Introduction: Coconut Curry Mango Chicken With Curry Kale Chips
Runner Up in the
Curried spiced chicken simmered in a sauce of mango and coconut, served over a bed of rice with toasted cashews and garnished with 10-minute crunchy kale chips. This recipe is for those who like a little spice and looking for a comforting, flavorful meal.
Step 1: Ingredients, Let Me Break It Down.
For the Coconut Chicken Curry:
- 2-3 boneless skinless chicken breasts, cut into bite size cubes
- olive oil as needed (can substitute for coconut oil)
- 1/2 cup small diced yellow onion
- 1/2 cup small diced red bell pepper
- 1" knob ginger, peeled and minced
- 1 tablespoon curry powder, plus 1 1/2 teaspoons for chicken
- 1 teaspoon cumin
- 1 teaspoon ground coriander
- 1/2 teaspoon garlic salt, plus 1/2 teaspoon for chicken
- 1/4 teaspoon black pepper, plus 1/4 teaspoon for chicken
- 1/4 teaspoon cinnamon
- pinch red pepper flakes
- 1 cup of diced mango, divided
- 13 or 14 oz. can unsweetened coconut milk
For the Rice:
- 2 cups long grain rice
- water as needed
- 3 scallions (white parts only), thinly sliced
- 1/4 cup toasted cashews
For the Kale Chips:
- 4 cups kale, hand torn into chip size pieces
- spray bottle of coconut oil
- 1 1/2 teaspoon curry powder
- 1/2 teaspoon garlic salt
- small pinch red pepper flakes
Step 2: First Up, Chicken.
- Drizzle the chicken with a tablespoon of olive oil, the 1 1/2 teaspoon of curry powder, 1/2 teaspoon of garlic salt, and 1/4 teaspoon of black pepper. Mix and allow to marinate for 20 minutes.

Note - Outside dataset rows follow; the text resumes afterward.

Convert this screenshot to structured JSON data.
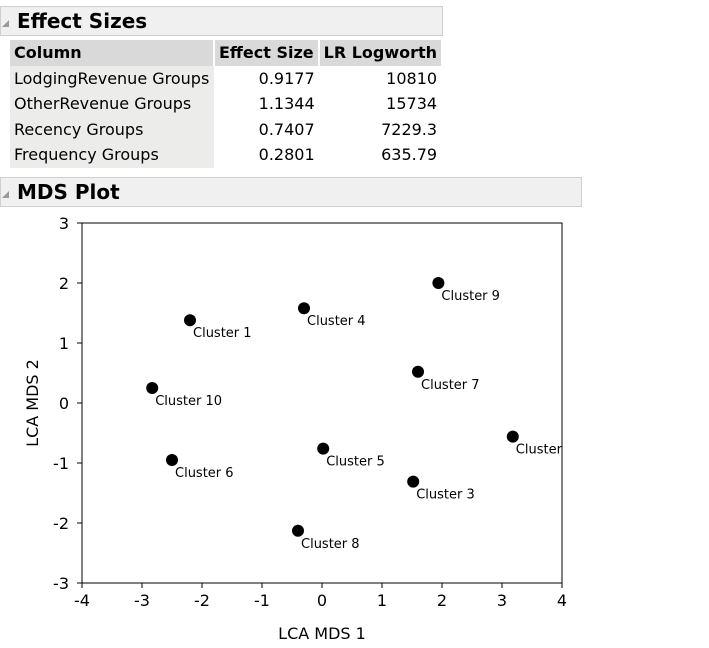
{
  "effect_sizes": {
    "title": "Effect Sizes",
    "columns": [
      "Column",
      "Effect Size",
      "LR Logworth"
    ],
    "rows": [
      {
        "column": "LodgingRevenue Groups",
        "effect_size": "0.9177",
        "lr_logworth": "10810"
      },
      {
        "column": "OtherRevenue Groups",
        "effect_size": "1.1344",
        "lr_logworth": "15734"
      },
      {
        "column": "Recency Groups",
        "effect_size": "0.7407",
        "lr_logworth": "7229.3"
      },
      {
        "column": "Frequency Groups",
        "effect_size": "0.2801",
        "lr_logworth": "635.79"
      }
    ]
  },
  "mds_plot": {
    "title": "MDS Plot"
  },
  "chart_data": {
    "type": "scatter",
    "xlabel": "LCA MDS 1",
    "ylabel": "LCA MDS 2",
    "xlim": [
      -4,
      4
    ],
    "ylim": [
      -3,
      3
    ],
    "xticks": [
      -4,
      -3,
      -2,
      -1,
      0,
      1,
      2,
      3,
      4
    ],
    "yticks": [
      -3,
      -2,
      -1,
      0,
      1,
      2,
      3
    ],
    "points": [
      {
        "label": "Cluster 1",
        "x": -2.2,
        "y": 1.38
      },
      {
        "label": "Cluster 4",
        "x": -0.3,
        "y": 1.58
      },
      {
        "label": "Cluster 9",
        "x": 1.94,
        "y": 2.0
      },
      {
        "label": "Cluster 10",
        "x": -2.83,
        "y": 0.25
      },
      {
        "label": "Cluster 7",
        "x": 1.6,
        "y": 0.52
      },
      {
        "label": "Cluster",
        "x": 3.18,
        "y": -0.56
      },
      {
        "label": "Cluster 5",
        "x": 0.02,
        "y": -0.76
      },
      {
        "label": "Cluster 6",
        "x": -2.5,
        "y": -0.95
      },
      {
        "label": "Cluster 3",
        "x": 1.52,
        "y": -1.31
      },
      {
        "label": "Cluster 8",
        "x": -0.4,
        "y": -2.13
      }
    ],
    "marker_color": "#000000",
    "grid": false
  }
}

- Add two tablespoons of olive oil in a saute pan and heat over medium-high heat. Add the chicken and cook 10 minutes or until cooked through. Transfer to a plate and set aside until needed.
- In the same pan, add the onions and bell pepper. If needed, add one more tablespoon of olive oil. Cook until soft and the onions are translucent, about 3 minutes.
- Add the ginger, garlic, and the seasonings. Cook until fragrant, another 1 minute. Add the coconut milk and 3/4 cup of diced mango. Allow to simmer for 2-3 minutes.
- Transfer the sauce to a blender and puree. See notes below! Add the sauce back to the pan and add the chicken. Keep at a low-heat until ready to serve.
Step 3: Scallion & Cashew Rice, Yes Please.
- Cook the rice according to package directions. Sprinkle with salt and pepper for flavor. Toss cooked rice with toasted cashews and sliced scallions. Set aside until needed.
Step 4: Kale Is Really Good, I Promise.
- Preheat oven to 425 degrees
- Wash the kale and dry in salad spinner. Lay on a baking sheet and spray with olive or coconut oil until all the chips have been glistened. You may need to cook in batches or use two trays.
- Mix together the curry, salt, and red pepper flakes and sprinkle evenly over the chips. Bake for 10-12 minutes, flipping half way through. Keep and eye out they can burn easily!
- They are finished when they are crisp to the touch.
Step 5: Okay You're Done...almost.
- Serve the curry over the rice with remaining diced mango and garnish with crunchy kale chips. If desired, add fresh cilantro, lime juice, or a dollop of sour cream.
Step 6: Now It's Crunch Time.
But, before you go run to the grocery store, here's a few tips:
1. Blending hot sauces can cause the blender to explode (too much steam builds up). Start very slow and gradually increase the speed until desired consistency is achieved.
2. Recipe calls for more chips than you need as they are so delicious you'll want some for snacking. Hopefully.